DeRozan missed the Bulls' final two games before the All-Star break with a thigh injury that he said has plagued him for weeks. But after playing non-taxing minutes in his sixth All-Star Game over the weekend and continuing treatment, DeRozan said the injury feels "a lot better."

DeRozan played in 53 of the Bulls' first 59 games.

"I should be good now," he said following Thursday's practice. "I was playing on it for awhile. It was very uncomfortable. I couldn't get lift on my shots. I couldn't move certain directions. I couldn't do a lot of things. I didn't really show it. But I felt it. (Thursday), I didn't feel any limitations doing anything, any moves. The lift on my shot felt great. I hit my first three shots in the All-Star Game, so that made me feel good."

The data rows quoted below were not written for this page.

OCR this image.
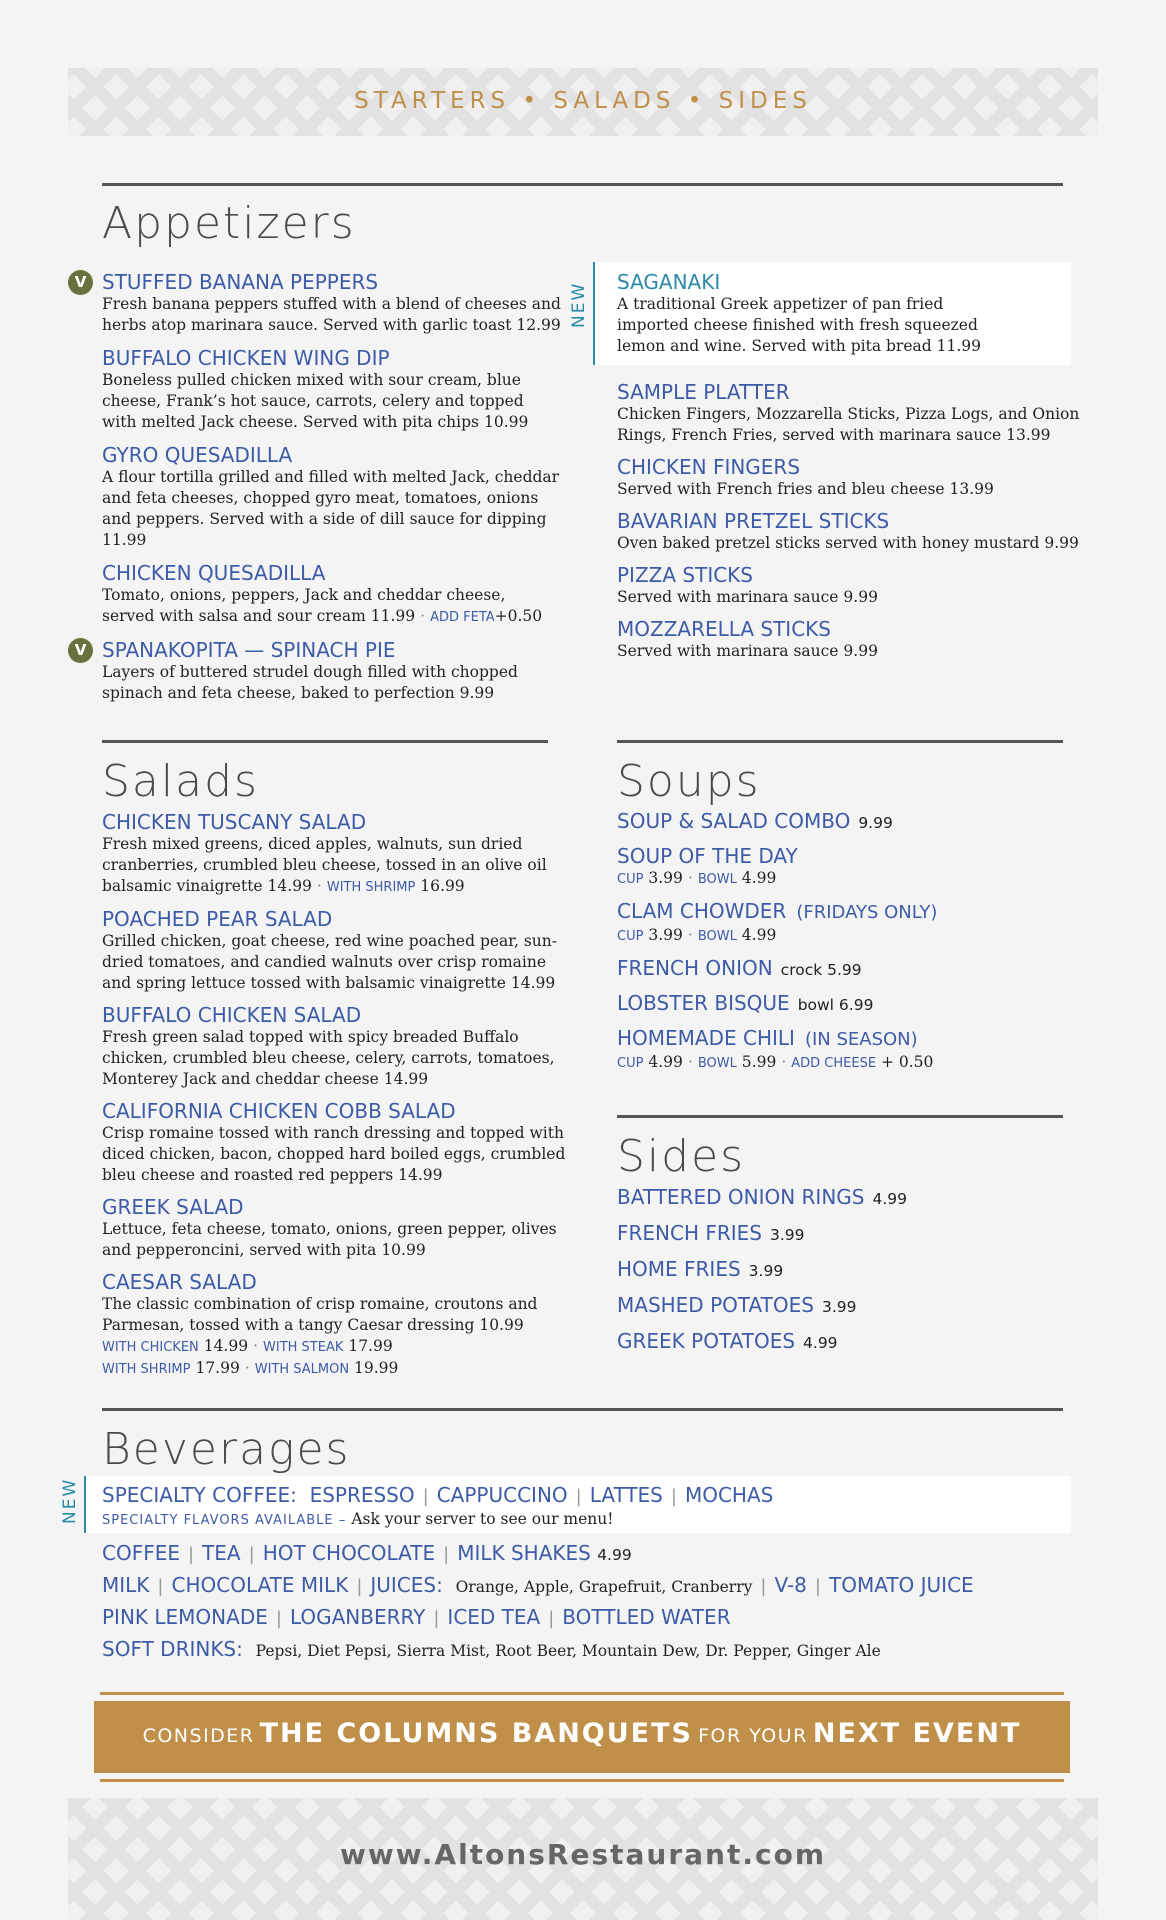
STARTERS • SALADS • SIDES
Appetizers
V STUFFED BANANA PEPPERS
Fresh banana peppers stuffed with a blend of cheeses and herbs atop marinara sauce. Served with garlic toast 12.99
BUFFALO CHICKEN WING DIP
Boneless pulled chicken mixed with sour cream, blue cheese, Frank’s hot sauce, carrots, celery and topped with melted Jack cheese. Served with pita chips 10.99
GYRO QUESADILLA
A flour tortilla grilled and filled with melted Jack, cheddar and feta cheeses, chopped gyro meat, tomatoes, onions and peppers. Served with a side of dill sauce for dipping 11.99
CHICKEN QUESADILLA
Tomato, onions, peppers, Jack and cheddar cheese, served with salsa and sour cream 11.99 · ADD FETA+0.50
V SPANAKOPITA — SPINACH PIE
Layers of buttered strudel dough filled with chopped spinach and feta cheese, baked to perfection 9.99
NEW SAGANAKI
A traditional Greek appetizer of pan fried imported cheese finished with fresh squeezed lemon and wine. Served with pita bread 11.99
SAMPLE PLATTER
Chicken Fingers, Mozzarella Sticks, Pizza Logs, and Onion Rings, French Fries, served with marinara sauce 13.99
CHICKEN FINGERS
Served with French fries and bleu cheese 13.99
BAVARIAN PRETZEL STICKS
Oven baked pretzel sticks served with honey mustard 9.99
PIZZA STICKS
Served with marinara sauce 9.99
MOZZARELLA STICKS
Served with marinara sauce 9.99
Salads
CHICKEN TUSCANY SALAD
Fresh mixed greens, diced apples, walnuts, sun dried cranberries, crumbled bleu cheese, tossed in an olive oil balsamic vinaigrette 14.99 · WITH SHRIMP 16.99
POACHED PEAR SALAD
Grilled chicken, goat cheese, red wine poached pear, sun-dried tomatoes, and candied walnuts over crisp romaine and spring lettuce tossed with balsamic vinaigrette 14.99
BUFFALO CHICKEN SALAD
Fresh green salad topped with spicy breaded Buffalo chicken, crumbled bleu cheese, celery, carrots, tomatoes, Monterey Jack and cheddar cheese 14.99
CALIFORNIA CHICKEN COBB SALAD
Crisp romaine tossed with ranch dressing and topped with diced chicken, bacon, chopped hard boiled eggs, crumbled bleu cheese and roasted red peppers 14.99
GREEK SALAD
Lettuce, feta cheese, tomato, onions, green pepper, olives and pepperoncini, served with pita 10.99
CAESAR SALAD
The classic combination of crisp romaine, croutons and Parmesan, tossed with a tangy Caesar dressing 10.99
WITH CHICKEN 14.99 · WITH STEAK 17.99
WITH SHRIMP 17.99 · WITH SALMON 19.99
Soups
SOUP & SALAD COMBO 9.99
SOUP OF THE DAY
CUP 3.99 · BOWL 4.99
CLAM CHOWDER (FRIDAYS ONLY)
CUP 3.99 · BOWL 4.99
FRENCH ONION crock 5.99
LOBSTER BISQUE bowl 6.99
HOMEMADE CHILI (IN SEASON)
CUP 4.99 · BOWL 5.99 · ADD CHEESE + 0.50
Sides
BATTERED ONION RINGS 4.99
FRENCH FRIES 3.99
HOME FRIES 3.99
MASHED POTATOES 3.99
GREEK POTATOES 4.99
Beverages
NEW SPECIALTY COFFEE: ESPRESSO | CAPPUCCINO | LATTES | MOCHAS
SPECIALTY FLAVORS AVAILABLE – Ask your server to see our menu!
COFFEE | TEA | HOT CHOCOLATE | MILK SHAKES 4.99
MILK | CHOCOLATE MILK | JUICES: Orange, Apple, Grapefruit, Cranberry | V-8 | TOMATO JUICE
PINK LEMONADE | LOGANBERRY | ICED TEA | BOTTLED WATER
SOFT DRINKS: Pepsi, Diet Pepsi, Sierra Mist, Root Beer, Mountain Dew, Dr. Pepper, Ginger Ale
CONSIDER THE COLUMNS BANQUETS FOR YOUR NEXT EVENT
www.AltonsRestaurant.com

The Bulls are riding a season-high, six-game losing streak and currently sit in 11th place in the Eastern Conference. They are two games outside of the play-in picture and three games behind the 8th-place Atlanta Hawks.

"Every one of these games, we gotta treat like a Game 7," DeRozan said of the team's mindset. "That has to be our mentality. We gotta stop talking. We've been talking all year about this, that and the third. 'We're right there, blah, blah, blah, blah, blah, blah.' But the reality of it is there are 23 games left. And we gotta treat every single game like win or go home. Because lord knows, I don't want to go home."

The Bulls added local product Patrick Beverley over the All-Star break, waiving reserve center Tony Bradley. One day after Zach LaVine endorsed the move, DeRozan applauded it as well.

But DeRozan knows Beverley alone can't solve the Bulls' inconsistency issues, which have featured the Bulls losing five games with leads of 16 points or more. They also lost to the Nets on Feb. 9 during this current losing streak, the night of the NBA trade deadline and a game in which Brooklyn played after dealing Kyrie Irving and Kevin Durant and without its full complement of players.

"We had too many spurts where we played 26, 28, 29, 30 minutes. But we just gotta leave it all out there every single game," DeRozan said. "We have to have that mentality like it's Game 7. We have to. Twenty-three games is not a lot of games. We have to take advantage of every single one."

The Bulls' offense has sputtered of late and currently sits 24th in the league based on offensive rating.

"You can't pick one side," DeRozan said. "Just go out and play basketball, compete. Understand what needs to be done. Be detail-oriented and execute. As long as the effort is there, playing hard, it don't matter if you make mistakes here and there. The game will turn in our way if we go out there with the right attitude and energy.

"Offensively, it's just us finding our rhythm and sticking with it. We have rhythm some games where it's a quarter, a third of the quarter, 6 minutes out of the quarter. We just have to stick with it. Especially understanding when teams are going to pick it up on us defensively and how we can take advantage of that. I think we give in and give teams too much credit when they get aggressive with us. We have to stay in attack mode. That's when we're at our best."